Dan Caffrey of The A.V. Club gave the episode a "B+" grade and wrote, "When Zak beats the shit out of Richie in an elevator at the end of 'Rock And Roll Queen,' he may as well be a stand-in for the audience. For almost an entire season, we've watched Richie lie, cheat, steal, and kill in a way that, in TV Land, hasn't made him a unique asshole as much as just a plain old asshole. Is there anyone watching at this point who doesn't want to throw a few good punches at him?"

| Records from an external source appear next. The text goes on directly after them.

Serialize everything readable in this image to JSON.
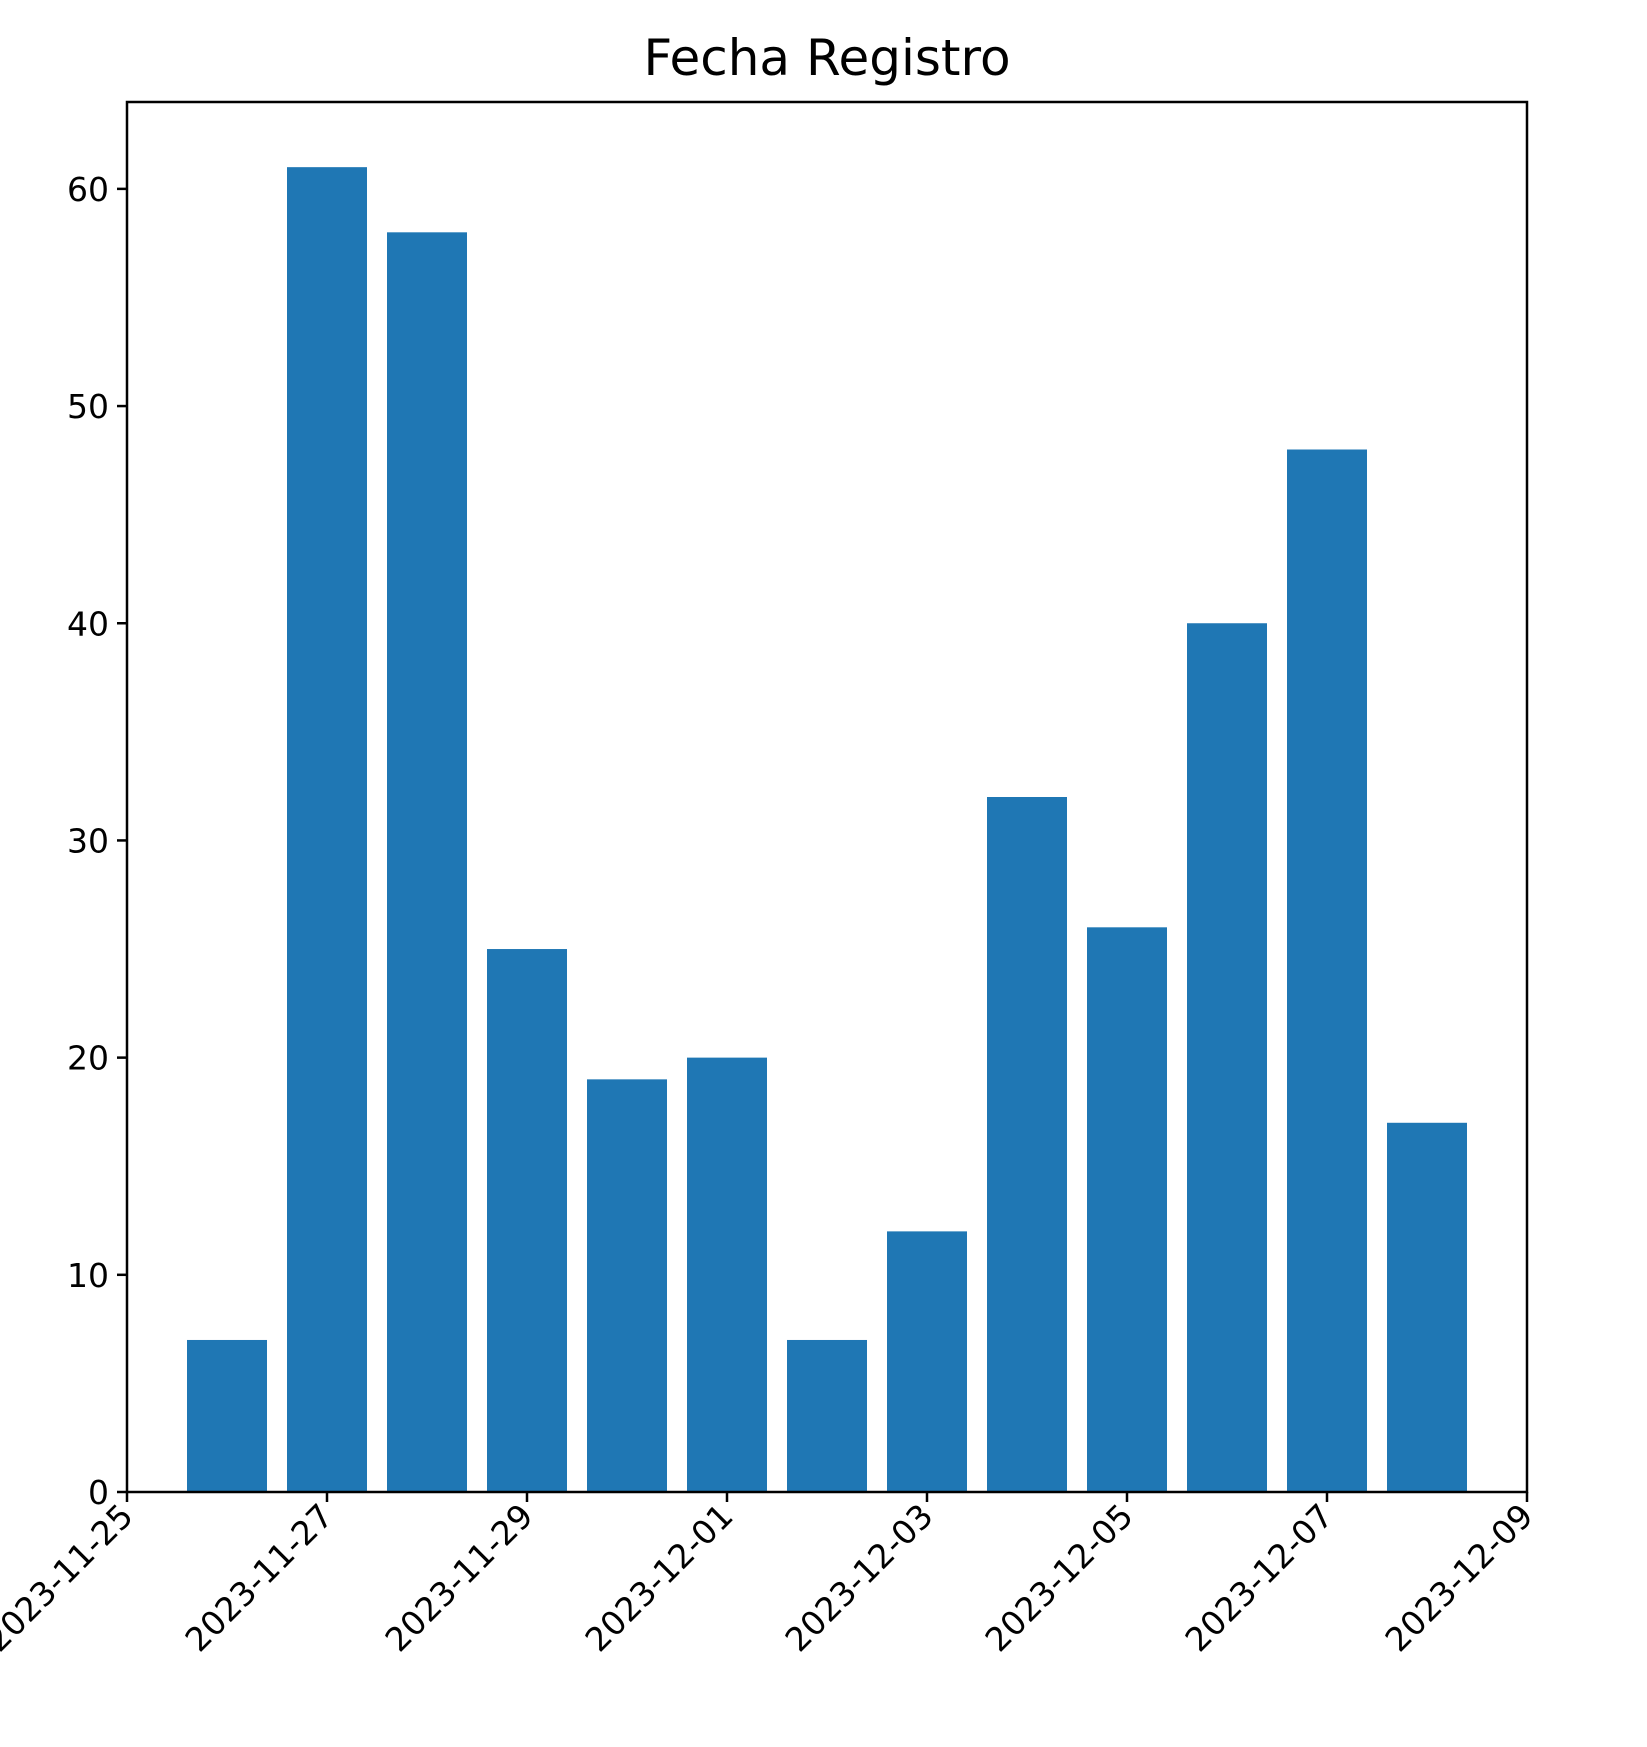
{
  "chart_data": {
    "type": "bar",
    "title": "Fecha Registro",
    "xlabel": "",
    "ylabel": "",
    "x_axis_type": "date",
    "categories": [
      "2023-11-26",
      "2023-11-27",
      "2023-11-28",
      "2023-11-29",
      "2023-11-30",
      "2023-12-01",
      "2023-12-02",
      "2023-12-03",
      "2023-12-04",
      "2023-12-05",
      "2023-12-06",
      "2023-12-07",
      "2023-12-08"
    ],
    "values": [
      7,
      61,
      58,
      25,
      19,
      20,
      7,
      12,
      32,
      26,
      40,
      48,
      17
    ],
    "xlim": [
      "2023-11-25",
      "2023-12-09"
    ],
    "ylim": [
      0,
      64
    ],
    "x_ticks": [
      "2023-11-25",
      "2023-11-27",
      "2023-11-29",
      "2023-12-01",
      "2023-12-03",
      "2023-12-05",
      "2023-12-07",
      "2023-12-09"
    ],
    "y_ticks": [
      0,
      10,
      20,
      30,
      40,
      50,
      60
    ],
    "bar_color": "#1f77b4",
    "grid": false,
    "legend": "none"
  }
}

Leah Greenblatt of Entertainment Weekly wrote, "Lie down with dogs, wake up with roaches. After a sleepless, vermin-infested weekend in lockup, Richie is finally released, but he looks rougher than he has coming off the most epic my-dead-German-friend-is-alive bender. Now he's looking at a laundry list of charges: manslaughter, obstruction of justice, aiding and abetting, destruction of evidence." Noel Murray of Vulture gave the episode a 3 star rating out of 5 and wrote, "Once again, Vinyl is all the better for focusing on the business side of Richie's life. This episode is a step down from last week's 'E.A.B.,' though. It's more blatantly a piece-mover, setting the stage for next week's season finale. [...] That's all necessary plot advancement, but it's made more interesting for where it may lead next week than for how it's played out onscreen in 'Rock and Roll Queen.' With a couple of exceptions, that is. It was pretty satisfying to see Zak finally beat the crap out of Richie. It's also nice to see a Vinyl episode that finally focuses on female characters without making them arbitrarily awful."

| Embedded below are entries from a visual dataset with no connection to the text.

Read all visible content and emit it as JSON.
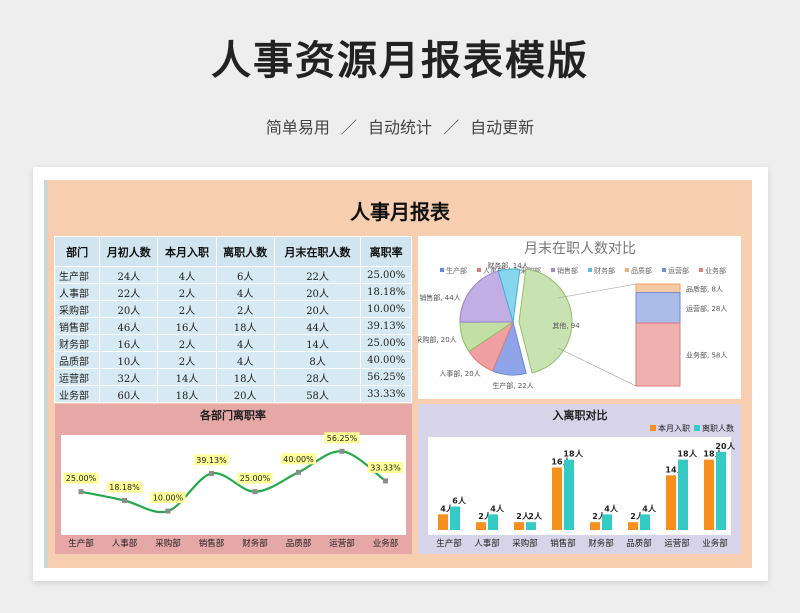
{
  "header": {
    "title": "人事资源月报表模版",
    "subtitle": "简单易用 ／ 自动统计 ／ 自动更新"
  },
  "sheet": {
    "title": "人事月报表"
  },
  "table": {
    "headers": [
      "部门",
      "月初人数",
      "本月入职",
      "离职人数",
      "月末在职人数",
      "离职率"
    ],
    "rows": [
      [
        "生产部",
        "24人",
        "4人",
        "6人",
        "22人",
        "25.00%"
      ],
      [
        "人事部",
        "22人",
        "2人",
        "4人",
        "20人",
        "18.18%"
      ],
      [
        "采购部",
        "20人",
        "2人",
        "2人",
        "20人",
        "10.00%"
      ],
      [
        "销售部",
        "46人",
        "16人",
        "18人",
        "44人",
        "39.13%"
      ],
      [
        "财务部",
        "16人",
        "2人",
        "4人",
        "14人",
        "25.00%"
      ],
      [
        "品质部",
        "10人",
        "2人",
        "4人",
        "8人",
        "40.00%"
      ],
      [
        "运营部",
        "32人",
        "14人",
        "18人",
        "28人",
        "56.25%"
      ],
      [
        "业务部",
        "60人",
        "18人",
        "20人",
        "58人",
        "33.33%"
      ]
    ]
  },
  "chart_data": [
    {
      "type": "pie",
      "title": "月末在职人数对比",
      "legend": [
        "生产部",
        "人事部",
        "采购部",
        "销售部",
        "财务部",
        "品质部",
        "运营部",
        "业务部"
      ],
      "slices": [
        {
          "label": "生产部, 22人",
          "value": 22
        },
        {
          "label": "人事部, 20人",
          "value": 20
        },
        {
          "label": "采购部, 20人",
          "value": 20
        },
        {
          "label": "销售部, 44人",
          "value": 44
        },
        {
          "label": "财务部, 14人",
          "value": 14
        },
        {
          "label": "其他, 94",
          "value": 94
        }
      ],
      "bar_of_pie": [
        {
          "label": "品质部, 8人",
          "value": 8
        },
        {
          "label": "运营部, 28人",
          "value": 28
        },
        {
          "label": "业务部, 58人",
          "value": 58
        }
      ],
      "colors": [
        "#6b87d6",
        "#e07a7a",
        "#a8cf82",
        "#a48bd0",
        "#58c0e0",
        "#f0b07a",
        "#6b8fd0",
        "#e08080"
      ]
    },
    {
      "type": "line",
      "title": "各部门离职率",
      "categories": [
        "生产部",
        "人事部",
        "采购部",
        "销售部",
        "财务部",
        "品质部",
        "运营部",
        "业务部"
      ],
      "values": [
        25.0,
        18.18,
        10.0,
        39.13,
        25.0,
        40.0,
        56.25,
        33.33
      ],
      "labels": [
        "25.00%",
        "18.18%",
        "10.00%",
        "39.13%",
        "25.00%",
        "40.00%",
        "56.25%",
        "33.33%"
      ],
      "ylim": [
        0,
        65
      ]
    },
    {
      "type": "bar",
      "title": "入离职对比",
      "categories": [
        "生产部",
        "人事部",
        "采购部",
        "销售部",
        "财务部",
        "品质部",
        "运营部",
        "业务部"
      ],
      "series": [
        {
          "name": "本月入职",
          "values": [
            4,
            2,
            2,
            16,
            2,
            2,
            14,
            18
          ],
          "color": "#f5901f"
        },
        {
          "name": "离职人数",
          "values": [
            6,
            4,
            2,
            18,
            4,
            4,
            18,
            20
          ],
          "color": "#35cbc4"
        }
      ],
      "ylim": [
        0,
        22
      ]
    }
  ]
}
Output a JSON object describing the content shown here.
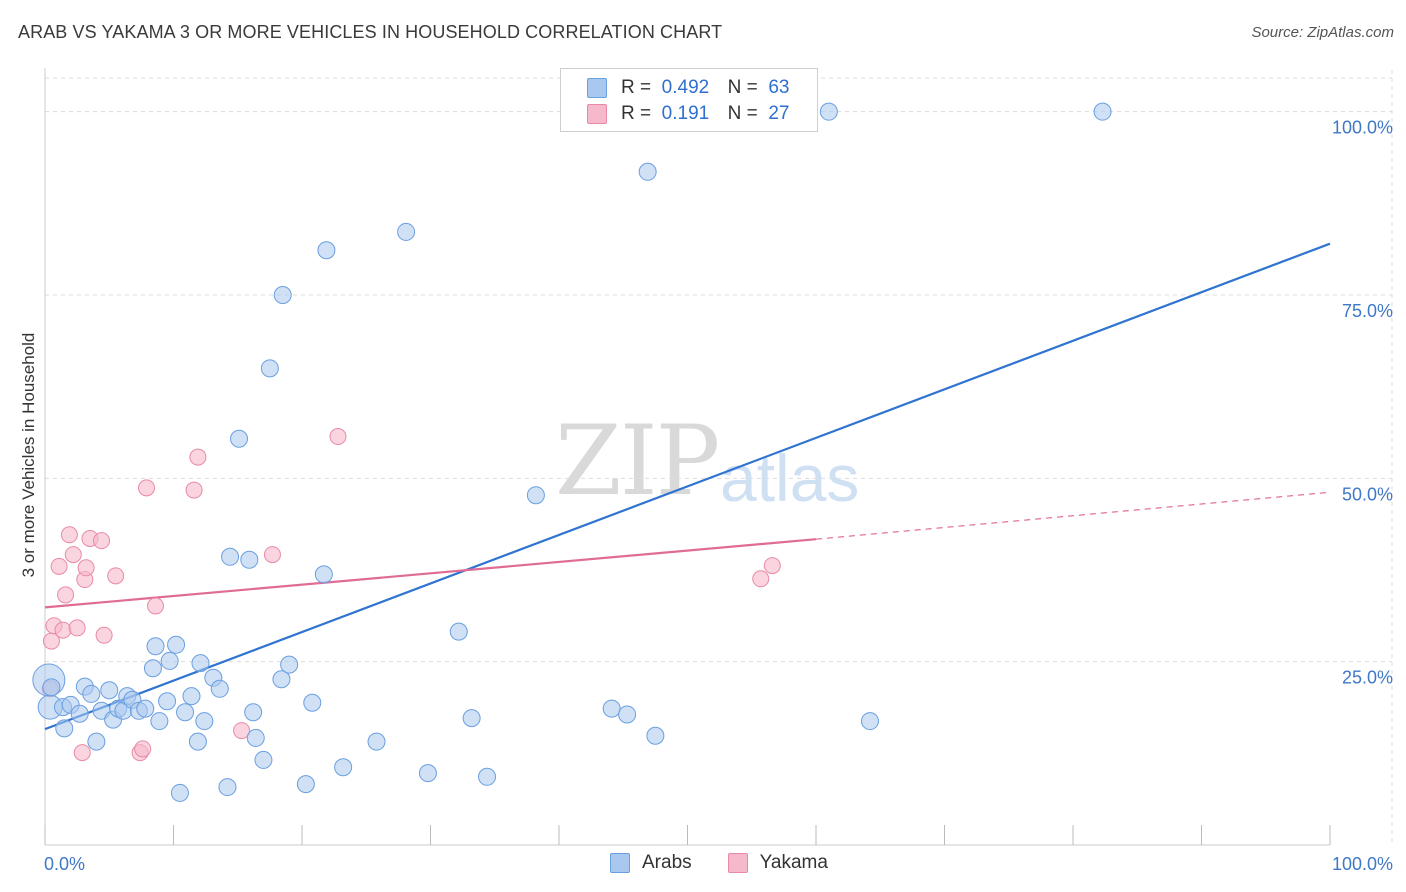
{
  "header": {
    "title": "ARAB VS YAKAMA 3 OR MORE VEHICLES IN HOUSEHOLD CORRELATION CHART",
    "source": "Source: ZipAtlas.com"
  },
  "watermark": {
    "zip": "ZIP",
    "atlas": "atlas"
  },
  "legend": {
    "rows": [
      {
        "r_label": "R =",
        "r_value": "0.492",
        "n_label": "N =",
        "n_value": "63",
        "color": "#a9c8ef"
      },
      {
        "r_label": "R =",
        "r_value": "0.191",
        "n_label": "N =",
        "n_value": "27",
        "color": "#f6b9cb"
      }
    ]
  },
  "bottom_legend": [
    "Arabs",
    "Yakama"
  ],
  "colors": {
    "arabs_fill": "#a9c8ef",
    "arabs_stroke": "#6a9fe0",
    "arabs_line": "#2f74d0",
    "yakama_fill": "#f6b9cb",
    "yakama_stroke": "#e88aa6",
    "yakama_line": "#e06b94",
    "grid": "#dcdcdc",
    "tick_text": "#3f78c8"
  },
  "chart_data": {
    "type": "scatter",
    "title": "ARAB VS YAKAMA 3 OR MORE VEHICLES IN HOUSEHOLD CORRELATION CHART",
    "xlabel": "",
    "ylabel": "3 or more Vehicles in Household",
    "xlim": [
      0,
      100
    ],
    "ylim": [
      0,
      105
    ],
    "x_tick_labels": [
      "0.0%",
      "100.0%"
    ],
    "y_ticks": [
      25,
      50,
      75,
      100
    ],
    "y_tick_labels": [
      "25.0%",
      "50.0%",
      "75.0%",
      "100.0%"
    ],
    "grid": true,
    "legend_position": "top-center",
    "series": [
      {
        "name": "Arabs",
        "points": [
          [
            0.3,
            22.5
          ],
          [
            0.4,
            18.8
          ],
          [
            1.4,
            18.8
          ],
          [
            1.5,
            15.9
          ],
          [
            2.0,
            19.1
          ],
          [
            2.7,
            17.9
          ],
          [
            3.1,
            21.6
          ],
          [
            3.6,
            20.6
          ],
          [
            4.0,
            14.1
          ],
          [
            4.4,
            18.3
          ],
          [
            5.0,
            21.1
          ],
          [
            5.3,
            17.1
          ],
          [
            5.7,
            18.6
          ],
          [
            6.1,
            18.3
          ],
          [
            6.4,
            20.3
          ],
          [
            6.8,
            19.8
          ],
          [
            7.3,
            18.3
          ],
          [
            7.8,
            18.6
          ],
          [
            8.4,
            24.1
          ],
          [
            8.6,
            27.1
          ],
          [
            8.9,
            16.9
          ],
          [
            9.5,
            19.6
          ],
          [
            9.7,
            25.1
          ],
          [
            10.2,
            27.3
          ],
          [
            10.5,
            7.1
          ],
          [
            10.9,
            18.1
          ],
          [
            11.4,
            20.3
          ],
          [
            11.9,
            14.1
          ],
          [
            12.1,
            24.8
          ],
          [
            12.4,
            16.9
          ],
          [
            13.1,
            22.8
          ],
          [
            13.6,
            21.3
          ],
          [
            14.2,
            7.9
          ],
          [
            14.4,
            39.3
          ],
          [
            15.1,
            55.4
          ],
          [
            15.9,
            38.9
          ],
          [
            16.2,
            18.1
          ],
          [
            16.4,
            14.6
          ],
          [
            17.0,
            11.6
          ],
          [
            17.5,
            65.0
          ],
          [
            18.4,
            22.6
          ],
          [
            18.5,
            75.0
          ],
          [
            19.0,
            24.6
          ],
          [
            20.3,
            8.3
          ],
          [
            20.8,
            19.4
          ],
          [
            21.7,
            36.9
          ],
          [
            21.9,
            81.1
          ],
          [
            23.2,
            10.6
          ],
          [
            25.8,
            14.1
          ],
          [
            28.1,
            83.6
          ],
          [
            29.8,
            9.8
          ],
          [
            32.2,
            29.1
          ],
          [
            33.2,
            17.3
          ],
          [
            34.4,
            9.3
          ],
          [
            38.2,
            47.7
          ],
          [
            44.1,
            18.6
          ],
          [
            45.3,
            17.8
          ],
          [
            46.9,
            91.8
          ],
          [
            47.5,
            14.9
          ],
          [
            61.0,
            100.0
          ],
          [
            64.2,
            16.9
          ],
          [
            82.3,
            100.0
          ],
          [
            0.5,
            21.5
          ]
        ],
        "trend": {
          "x": [
            0,
            100
          ],
          "y": [
            15.8,
            82.0
          ]
        }
      },
      {
        "name": "Yakama",
        "points": [
          [
            0.4,
            21.3
          ],
          [
            0.5,
            27.8
          ],
          [
            0.7,
            29.9
          ],
          [
            1.1,
            38.0
          ],
          [
            1.4,
            29.3
          ],
          [
            1.6,
            34.1
          ],
          [
            1.9,
            42.3
          ],
          [
            2.2,
            39.6
          ],
          [
            2.5,
            29.6
          ],
          [
            2.9,
            12.6
          ],
          [
            3.1,
            36.2
          ],
          [
            3.2,
            37.8
          ],
          [
            3.5,
            41.8
          ],
          [
            4.4,
            41.5
          ],
          [
            4.6,
            28.6
          ],
          [
            5.5,
            36.7
          ],
          [
            7.4,
            12.6
          ],
          [
            7.6,
            13.1
          ],
          [
            7.9,
            48.7
          ],
          [
            8.6,
            32.6
          ],
          [
            11.6,
            48.4
          ],
          [
            11.9,
            52.9
          ],
          [
            15.3,
            15.6
          ],
          [
            17.7,
            39.6
          ],
          [
            22.8,
            55.7
          ],
          [
            55.7,
            36.3
          ],
          [
            56.6,
            38.1
          ]
        ],
        "trend_solid": {
          "x": [
            0,
            60
          ],
          "y": [
            32.4,
            41.7
          ]
        },
        "trend_dashed": {
          "x": [
            60,
            100
          ],
          "y": [
            41.7,
            48.1
          ]
        }
      }
    ]
  }
}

Gavin Edwards of The New York Times wrote, "Vinyl is gaining confidence in its storytelling as the series progresses. While the show still has plenty of over-the-top moments where it tries to funnel emotions through a Marshall stack, it now lets many of its scenes, like the silent staring contest between Richie and Billy, play on a human scale." Dan Martin of The Guardian wrote, "This penultimate hour proved another case in point. Events come home to roost, and the show is pulled in as many different directions as Richie Finestra. The murder rap turns out to be a red herring. The police are using what they know about Buck's death to make Richie rat on Galasso – which is a death sentence anyway. So without much resolution, Richie's back to work, and a sequence of unrelated events bring about some kind of event horizon."

Tony Sokol of Den of Geek gave the episode a 4 star rating out of 5 and wrote, "At heart Richie is a record guy, and record guys make deals. The deals they make usually work out for them much better than they do for the artist, so I'm sure the Alibi records president figures he can recoup his losses in the fine print. If not, he just might be dumped into the East River along with all the other cut-out records." Robert Ham of Paste wrote, "I'd like to imagine that the roach we see crawling around the jail cell at the beginning of this week's episode of Vinyl is something like the rat that pops up at the very end of The Departed: a not-so-subtle reminder that we're in the company of some pretty despicable people. Alas, I think this show reveres these knotheads just a little too much. Particularly the ones that are making the songs that made you cry and the songs that saved your life. Even if that song is some silly disco pastiche that clears a dancefloor."